Kevin Crutchfield: As our base case heading into this year on the order of magnitude of that $5 million is what we’ve got baked in. And the extent to which that improves is a function of the timing of when Fortress receives its first base allocation. And so to the extent that that happens this side of the wildfire season and we’re able to execute then you could see that drag, I would say, diminish. As you think about the future, I go back and say, we think the overall profit pool here is in that $90 million to $100 million range. And so — and as much as it is our objective to get a very substantial portion of this market, whether it’d be 30%, 40%, 50%, you can do the math on the implications of that on our EBITDA, which is pretty substantial. And so we won’t speculate about base allocations and our success, but the size of the prize is pretty significant.
Unidentified Analyst: And then could you also please just explain what’s going on with the higher tax rate this year and what would a normalized tax rate look like for 2024?
Kevin Crutchfield: So in terms of taxes, our tax rate is higher despite our profitability being lower. And that’s a result of really our earnings mix. If you think about our guidance today or our outlook today, we’re really not taking down salt very much. And a lot of that profitability happens in Canada where we have some of our higher tax rates. What we’re taking down largely is plant nutrition, which a lot of that profitability occurs in the United States where we project that we’ll have losses in the United States, and as a result, we won’t be able to take those losses as a deduction. And so that’s why the numerator there is sticky and despite the profitability going down. And so on a normalized basis, from a cash tax perspective, I would say something in that 25% range is a good number to use from a cash flow perspective on a normalized basis.

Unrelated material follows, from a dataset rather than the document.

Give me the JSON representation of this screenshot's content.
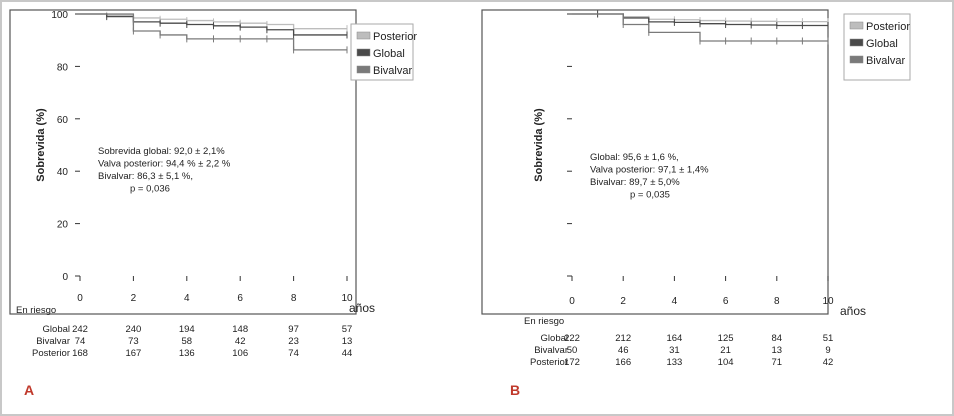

Unidentified Analyst: And then one more if I can. Just seeing that GM is now willing to pay upfront in terms of pre and payment and equity stakes and US lithium assets, does that make Compass want to reassess its current MOUs or does the DLE process need to be proven out a little bit more before the company could pursue some upfront capital?
Lorin Crenshaw: I missed the very first part of that question. Would you mind repeating it?
Unidentified Analyst: So just seeing that GM is now willing to pay upfront for prepayments and equity stakes in US lithium assets, does that make Compass want to reassess its current MOUs or does the DLE process just need to be proven out a little bit more?
Lorin Crenshaw: I mean, I think the bottom line around that investment is that’s quite compelling news, and I think it’s just a testament to how much people want North American sourced lithium in the future. And it’s a testament that one of the iconic car brands in the US is willing to write a check of that size. But as it relates to our, I’ll take agreements. I mean, we’re certainly open to various structures. We have one that’s in the bag already with LGES that we’ve talked about, and we continue to prosecute the second one with another iconic car brand here in the US, and would hope to have that resolved in the next few weeks. But I think the agreements that we are working on, and Ryan and Chris are in the room, they could add some additional color. But I think we’re pleased with our agreements the way they’re structured and the potential profit pool that that’ll create for us in the future. Would you want to add anything to that, Ryan?